All of this came to a head in last night's debate, when moderator Todd McDermott offered DeSantis the chance to address these criticisms, particularly those about his association with Horowitz. DeSantis tried interrupting him but McDermott held his ground, reminding him, "It's not a McCarthy game." 

After confronting him with several of Horowitz's remarks, an exasperated DeSantis shouted, "How the hell am I supposed to know every single statement somebody makes?" This drew an audible gasp from the audience, as he launched into a disingenuous bromide saying that he would "represent all the people" if elected, but added:

"I am not going to bow down to the altar of political correctness, I am not going to let the media smear me like they like to do with so many other people, and I certainly am not going to take anything from Andrew Gillum."

Throughout this statement, Gillum had the same smile that 1988 vice-presidential Lloyd Bentsen had when his opponent, Senator Dan Quayle, compared himself to John F. Kennedy, allowing Bentsen to deliver his famous rebuttal. Now it was his turn to respond:

“Let me first say, my grandmother used to say ‘a hit dog will holler’ and it hollered through this room. Mr. DeSantis has spoken. First of all, he’s got neo-Nazis helping him out in this state, he has spoken at racist conferences, he’s accepted a contribution, and would not return it, from someone who’s referred to the former President of the United States as a ‘Muslim n****r.’ When asked to return that money, he said ‘no.’ He’s using that money to now fund negative ads. Now, I’m not calling Mr. DeSantis a racist. I’m simply saying that racists believe he’s a racist.”

As Slate columnist Jamelle Bouie tweeted afterward, "If I got roasted this bad on stage I would quit the race."

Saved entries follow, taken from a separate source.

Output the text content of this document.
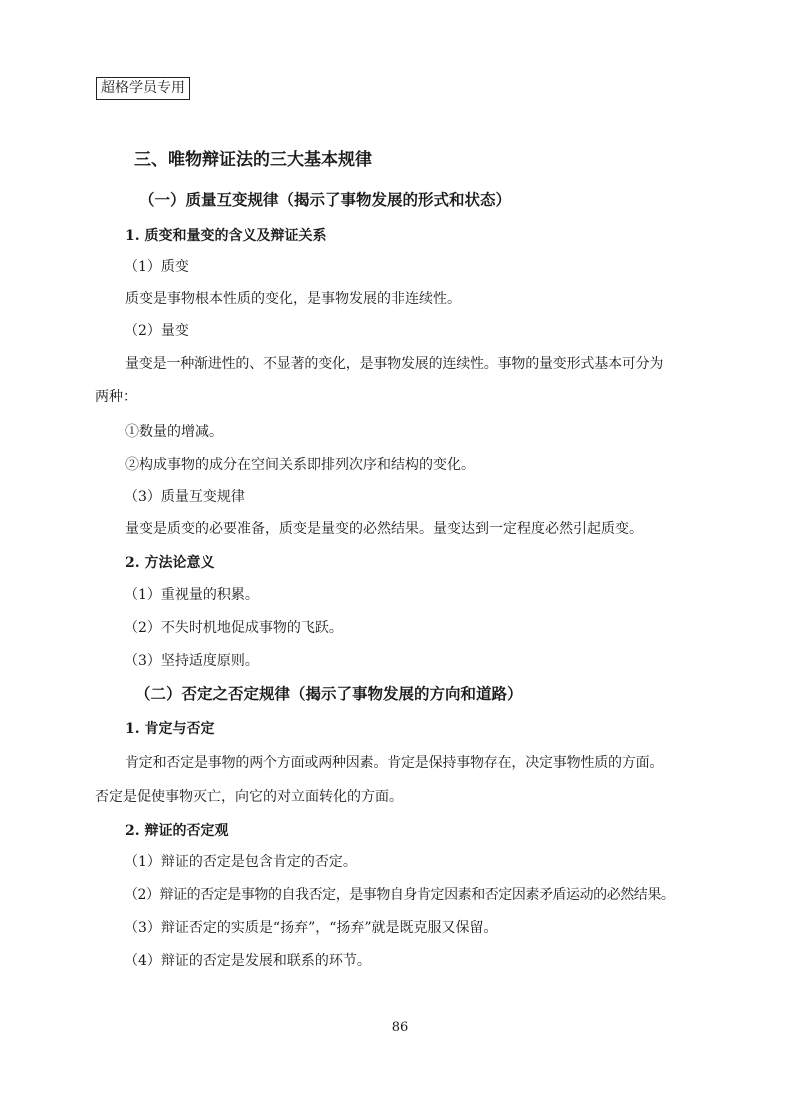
超格学员专用
三、唯物辩证法的三大基本规律
（一）质量互变规律（揭示了事物发展的形式和状态）
1. 质变和量变的含义及辩证关系
（1）质变
质变是事物根本性质的变化，是事物发展的非连续性。
（2）量变
量变是一种渐进性的、不显著的变化，是事物发展的连续性。事物的量变形式基本可分为
两种：
①数量的增减。
②构成事物的成分在空间关系即排列次序和结构的变化。
（3）质量互变规律
量变是质变的必要准备，质变是量变的必然结果。量变达到一定程度必然引起质变。
2. 方法论意义
（1）重视量的积累。
（2）不失时机地促成事物的飞跃。
（3）坚持适度原则。
（二）否定之否定规律（揭示了事物发展的方向和道路）
1. 肯定与否定
肯定和否定是事物的两个方面或两种因素。肯定是保持事物存在，决定事物性质的方面。
否定是促使事物灭亡，向它的对立面转化的方面。
2. 辩证的否定观
（1）辩证的否定是包含肯定的否定。
（2）辩证的否定是事物的自我否定，是事物自身肯定因素和否定因素矛盾运动的必然结果。
（3）辩证否定的实质是“扬弃”，“扬弃”就是既克服又保留。
（4）辩证的否定是发展和联系的环节。
86
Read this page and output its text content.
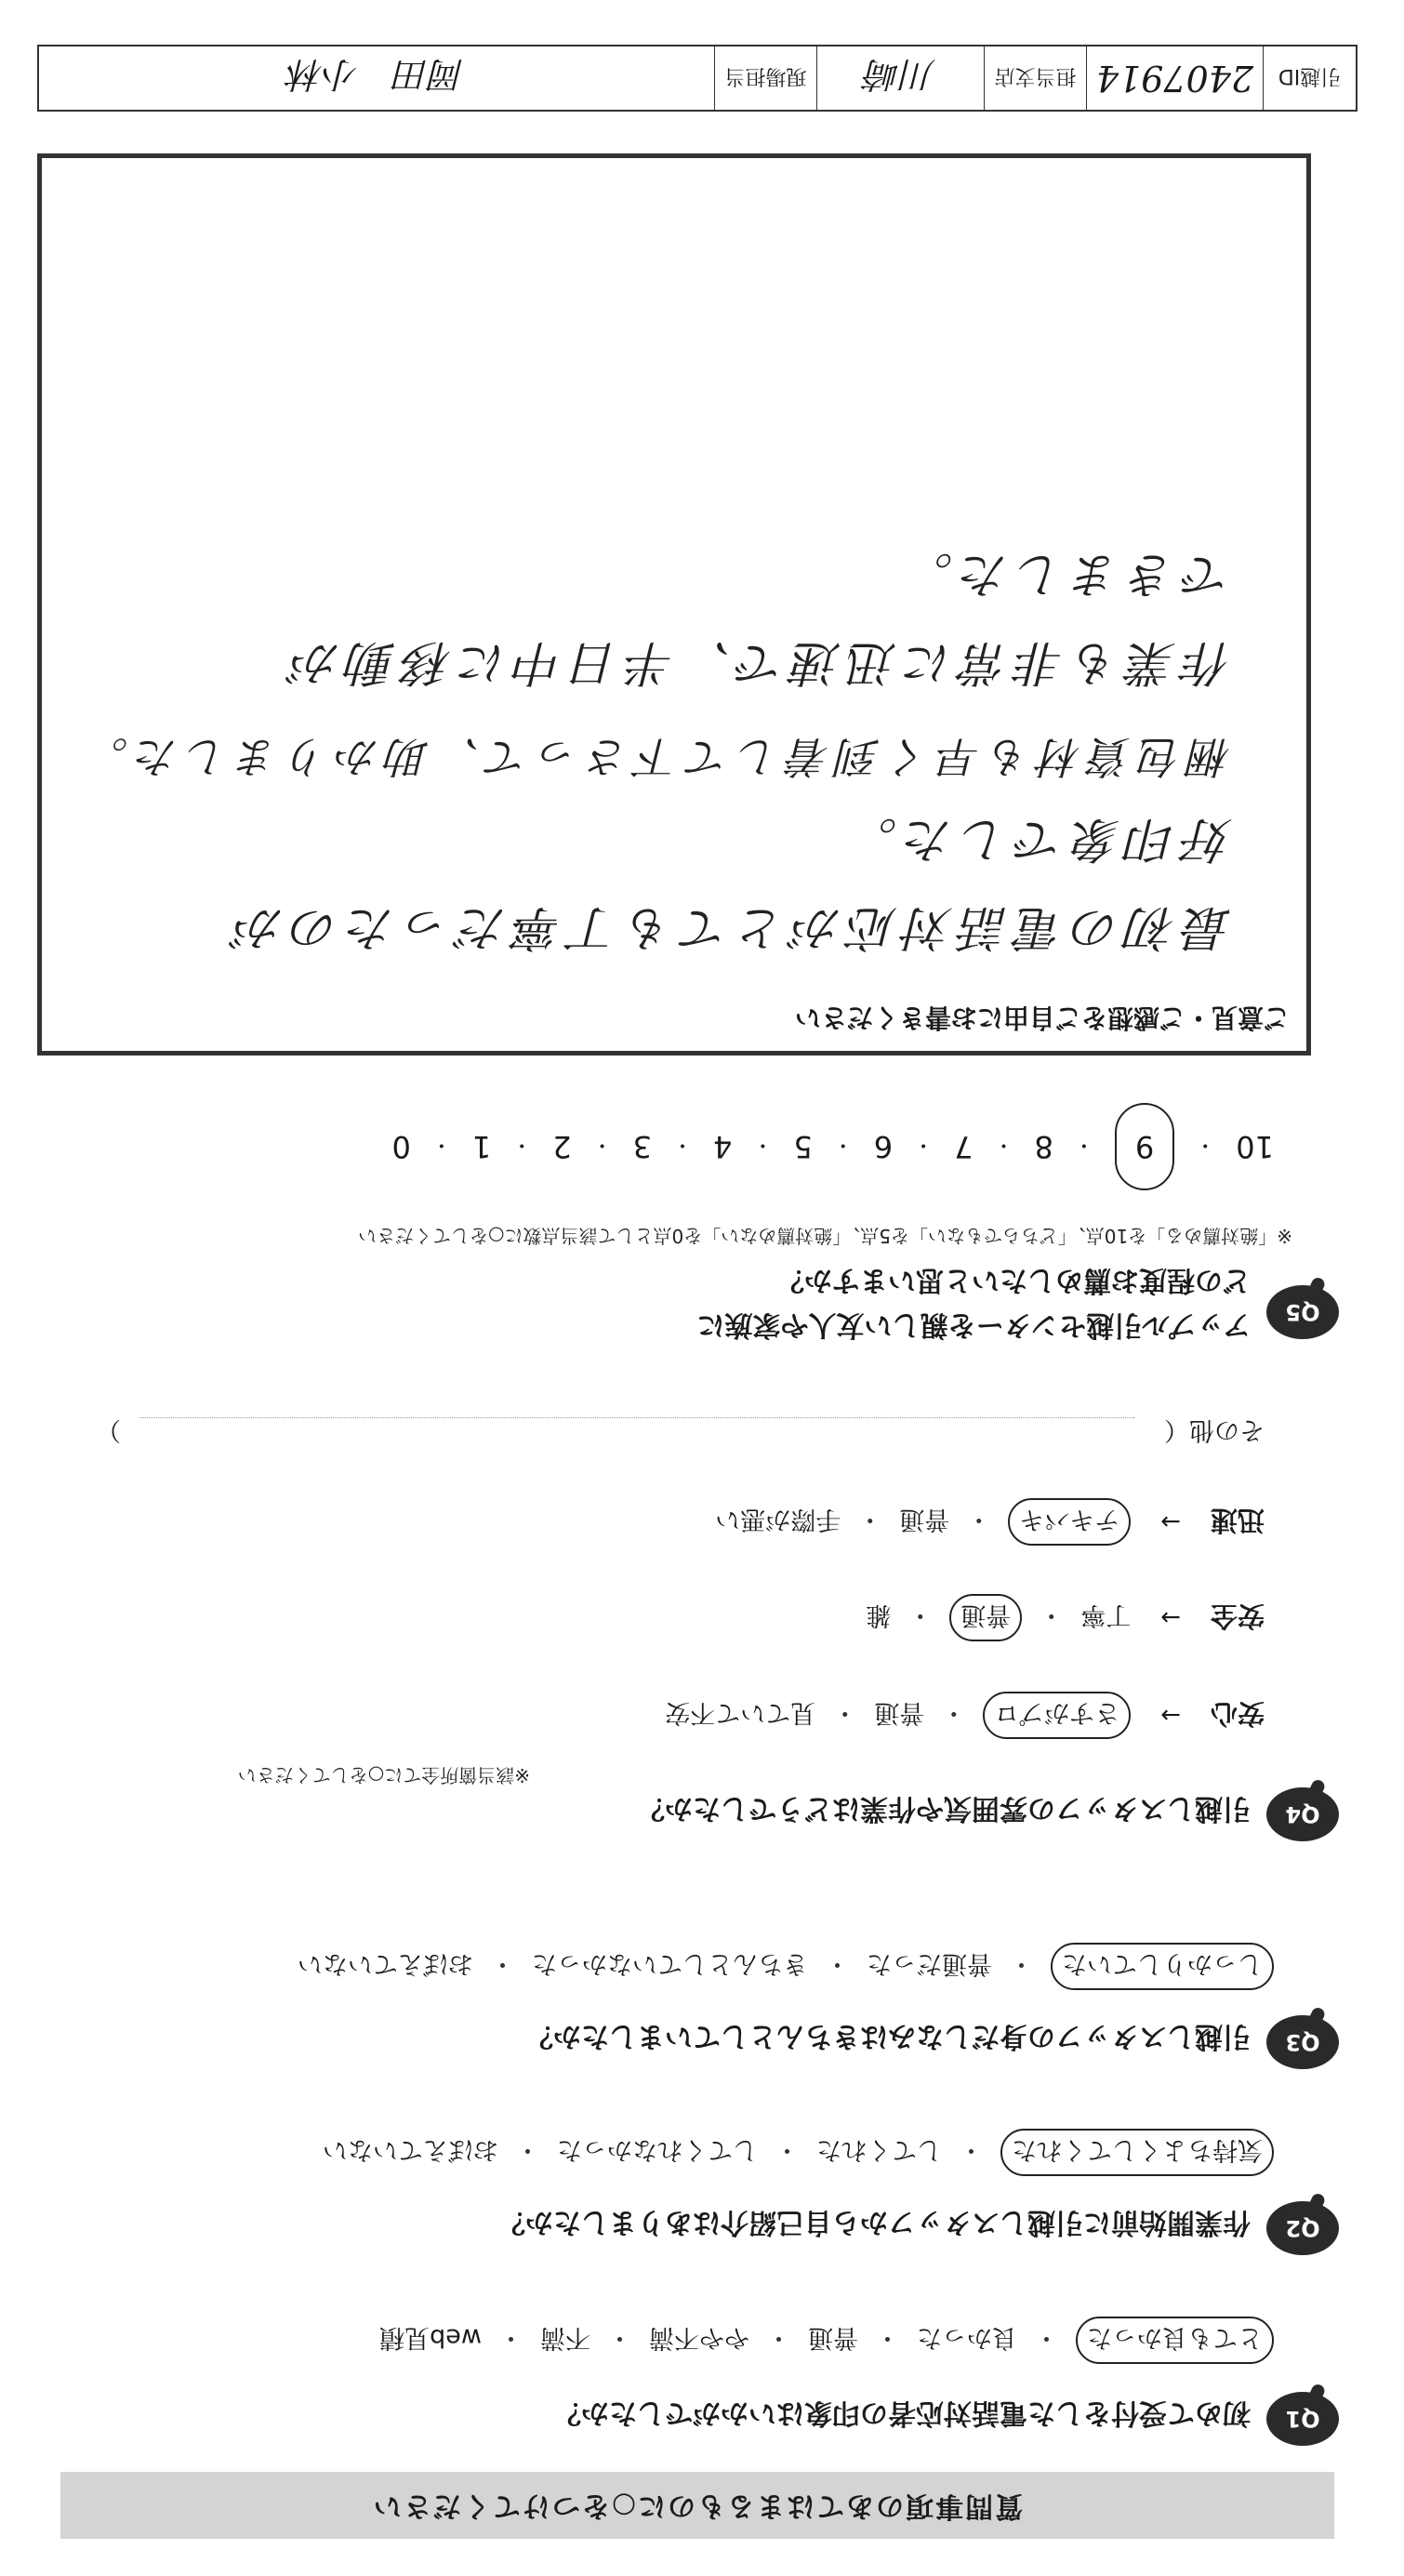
質問事項のあてはまるものに○をつけてください
Q1
初めて受付をした電話対応者の印象はいかがでしたか？
とても良かった
・
良かった
・
普通
・
やや不満
・
不満
・
web見積
Q2
作業開始前に引越しスタッフから自己紹介はありましたか？
気持ちよくしてくれた
・
してくれた
・
してくれなかった
・
おぼえていない
Q3
引越しスタッフの身だしなみはきちんとしていましたか？
しっかりしていた
・
普通だった
・
きちんとしていなかった
・
おぼえていない
Q4
引越しスタッフの雰囲気や作業はどうでしたか？
※該当箇所全てに○をしてください
安心
→
さすがプロ
・
普通
・
見ていて不安
安全
→
丁寧
・
普通
・
雑
迅速
→
テキパキ
・
普通
・
手際が悪い
その他（
）
Q5
アップル引越センターを親しい友人や家族に
どの程度お薦めしたいと思いますか？
※「絶対薦める」を10点、「どちらでもない」を5点、「絶対薦めない」を0点として該当点数に○をしてください
10
・
9
・
8
・
7
・
6
・
5
・
4
・
3
・
2
・
1
・
0
ご意見・ご感想をご自由にお書きください
最初の電話対応がとても丁寧だったのが
好印象でした。
梱包資材も早く到着して下さって、助かりました。
作業も非常に迅速で、半日中に移動が
できました。
引越ID
2407914
担当支店
川崎
現場担当
岡田　小林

The brilliance of Gillum's response is that rather than calling DeSantis a racist to his face, he let the audience do the math. Since Trump's election, many have been forced to learn how racism operates, and Gillum spoke both to those who knew this already and those still learning for themselves. He also proved that he understood his supporters' fears that another demagogue in the mold of Rick Scott might win unless Gillum stood up to slay the giant. 

What Does This Portend?

Although FiveThirtyEight gives Gillum a slim lead over DeSantis, this may end up being like last year's governor's race in Virginia between Democrat Ralph Northam and Republican Ed Gillespie. Gillespie ran a Trump-style campaign based on stoking racial divides, and many thought the polls would be close. But as the results came in, Northam won by nine points. That same year, Republican Roy Moore lost his Senate race in Alabama despite his Trumpian stances on racism, sexual assault, and Russia, handing the seat to Democrats for the first time in 25 years. 

DeSantis and other candidates in this cycle have been campaigning as mini-Trumps, but so far, Trumpism has only worked for one person: Donald Trump. His run for president in 2016 taught many people how to detect, report, and comprehend racism (as well as a host of other vicious isms), and Americans have caught wise to the way these techniques play out on the campaign trail. Hopefully, this newfound understanding will translate into victories for candidates like Andrew Gillum, who will govern for the many instead of the few, and force racism back into the dark corners of society where it belongs.